Tunisie : arrestation de six membres présumés de l’organisation terroriste Jund al-Khilafa

Par Jeune Afrique avec AFP

Des membres de la brigade anti-terrorisme, dans la banlieue de Tunis. © Aimen Zine/AP/SIPA

L'opération, menée par les autorités dans l'ouest de la Tunisie, a conduit à l'arrestation de six membres présumés de l'organisation Jund al-Khilafa mardi 30 mai, au lendemain de la mort d'un dirigeant jihadiste.

Six personnes soupçonnées de liens avec l’organisation terroriste Jund al-Khilafa ont été arrêtées à Hassi Ferid et Tunis dans le cadre d’une opération antiterroriste lancée dans l’ouest du pays. Selon le Ministère de la Justice, elles appartenaient à des  « cellules dormantes » de Jund al-Khilafa (« soldats du califat » en arabe), groupe ayant déjà mené des opérations jihadistes dans le pays au nom de l’EI.

Ces interpellations interviennent au lendemain d’une opération du gouvernement qui s’est soldée par la mort d’un dirigeant jihadiste, tué dans une embuscade tendue par la Garde nationale (gendarmerie) à Hassi Ferid, près de Kasserine (ouest). Sami Rhimi, né en 1993, appartenait à la Phalange Okba Ibn Nafaa, affiliée à Al-Qaïda au Maghreb islamique (Aqmi). Il avait rejoint cette organisation dès 2012. Un autre jihadiste présumé avait été blessé et trois autres personnes arrêtées. Il avait rejoint cette organisation dès 2012.

Après sa révolution de 2011, la Tunisie a été confrontée à un essor de la mouvance jihadiste, responsable de la mort de plusieurs dizaines de soldats et de policiers, mais aussi de civils et de touristes étrangers.
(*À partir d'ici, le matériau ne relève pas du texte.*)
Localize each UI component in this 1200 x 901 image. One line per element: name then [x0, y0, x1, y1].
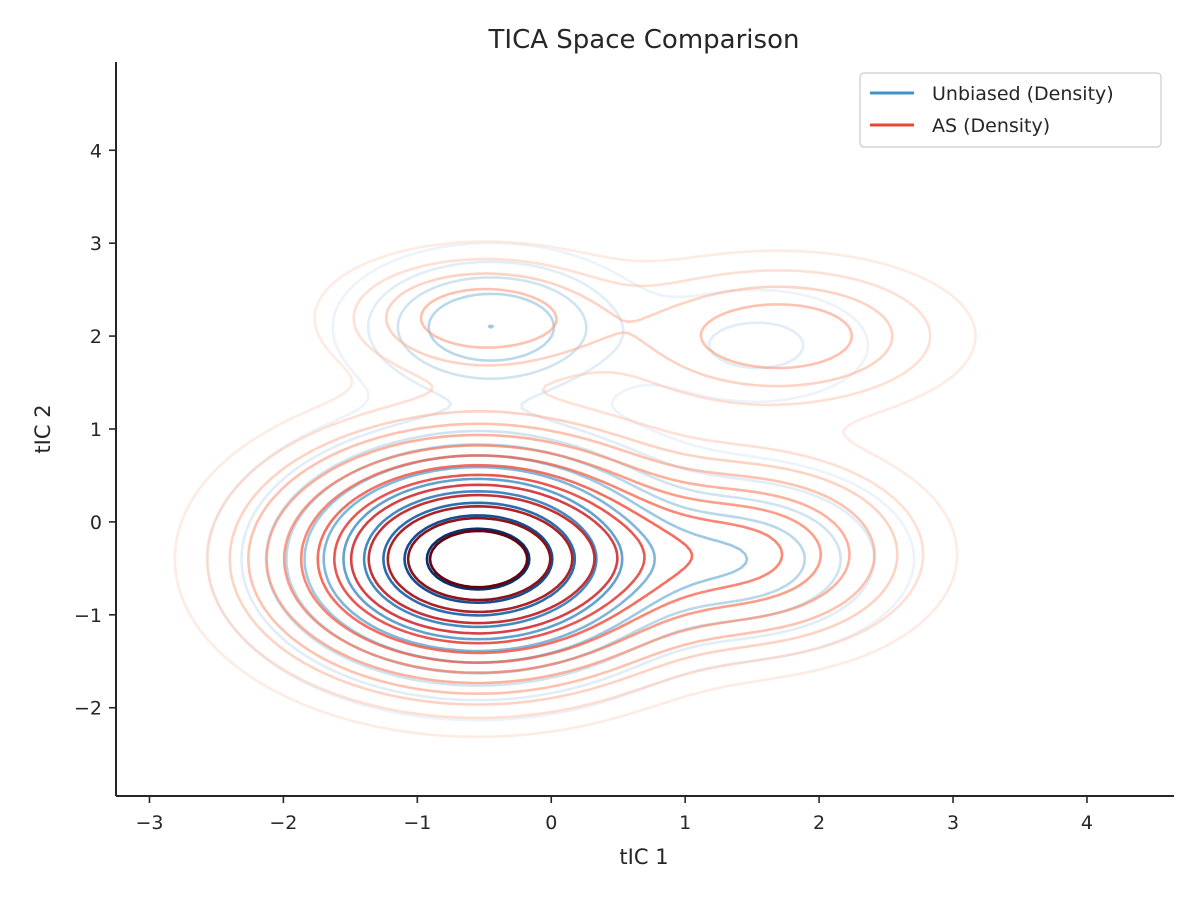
- x-tick-label: −1: [403, 812, 431, 834]
- x-tick-label: −2: [269, 812, 297, 834]
- contour-line: [342, 477, 624, 641]
- y-tick-label: 4: [90, 140, 102, 162]
- y-tick-label: 2: [90, 326, 102, 348]
- contour-line: [406, 516, 552, 602]
- x-ticks: −3 −2 −1 0 1 2 3 4: [135, 796, 1093, 834]
- contour-line: [228, 272, 899, 706]
- legend-label-as: AS (Density): [932, 115, 1050, 137]
- y-tick-label: 1: [90, 419, 102, 441]
- contour-line: [382, 501, 577, 617]
- legend-label-unbiased: Unbiased (Density): [932, 83, 1114, 105]
- contour-line: [316, 463, 694, 655]
- legend-frame: [859, 72, 1162, 148]
- y-tick-label: 3: [90, 233, 102, 255]
- contour-line: [173, 240, 977, 739]
- x-tick-label: 1: [679, 812, 691, 834]
- contour-layer: [173, 240, 977, 739]
- contour-line: [247, 287, 876, 695]
- contour-line: [386, 505, 574, 614]
- x-tick-label: 2: [813, 812, 825, 834]
- contour-line: [425, 527, 531, 591]
- x-tick-label: 0: [545, 812, 557, 834]
- x-tick-label: 3: [947, 812, 959, 834]
- contour-line: [367, 493, 596, 625]
- contour-line: [428, 529, 529, 589]
- contour-line: [403, 514, 554, 604]
- y-tick-label: 0: [90, 512, 102, 534]
- contour-line: [265, 433, 851, 685]
- contour-line: [299, 454, 784, 664]
- chart-title: TICA Space Comparison: [488, 25, 800, 55]
- contour-line: [206, 241, 916, 722]
- contour-series-as: [173, 240, 977, 739]
- y-tick-label: −1: [74, 605, 102, 627]
- legend: Unbiased (Density) AS (Density): [859, 72, 1162, 148]
- y-ticks: −2 −1 0 1 2 3 4: [74, 140, 116, 720]
- contour-line: [349, 483, 619, 635]
- contour-line: [205, 257, 932, 720]
- contour-line: [322, 465, 656, 653]
- y-tick-label: −2: [74, 698, 102, 720]
- x-axis-label: tIC 1: [619, 845, 668, 869]
- x-tick-label: −3: [135, 812, 163, 834]
- contour-line: [282, 444, 823, 674]
- contour-line: [362, 490, 598, 629]
- x-tick-label: 4: [1081, 812, 1093, 834]
- contour-line: [333, 473, 646, 645]
- y-axis-label: tIC 2: [31, 404, 55, 453]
Les cellules jihadistes, qui se revendiquent d’Aqmi ou de l’EI, sont essentiellement actives près des frontières algérienne et libyenne, en particulier dans les monts du centre-ouest comme Salloum.

Si la Tunisie est sous état d’urgence depuis plus d’un an et demi, les autorités affirment toutefois avoir réalisé des progrès significatifs dans la « lutte contre le terrorisme ». La dernière attaque de grande ampleur remonte à mars 2016, lorsque des jihadistes avaient lancé des opérations coordonnées contre des installations sécuritaires de Ben Guerdane, à proximité de la frontière avec la Libye. D’après le gouvernement de l’époque, elle visait à créer un « émirat de l’EI » dans le sud du pays.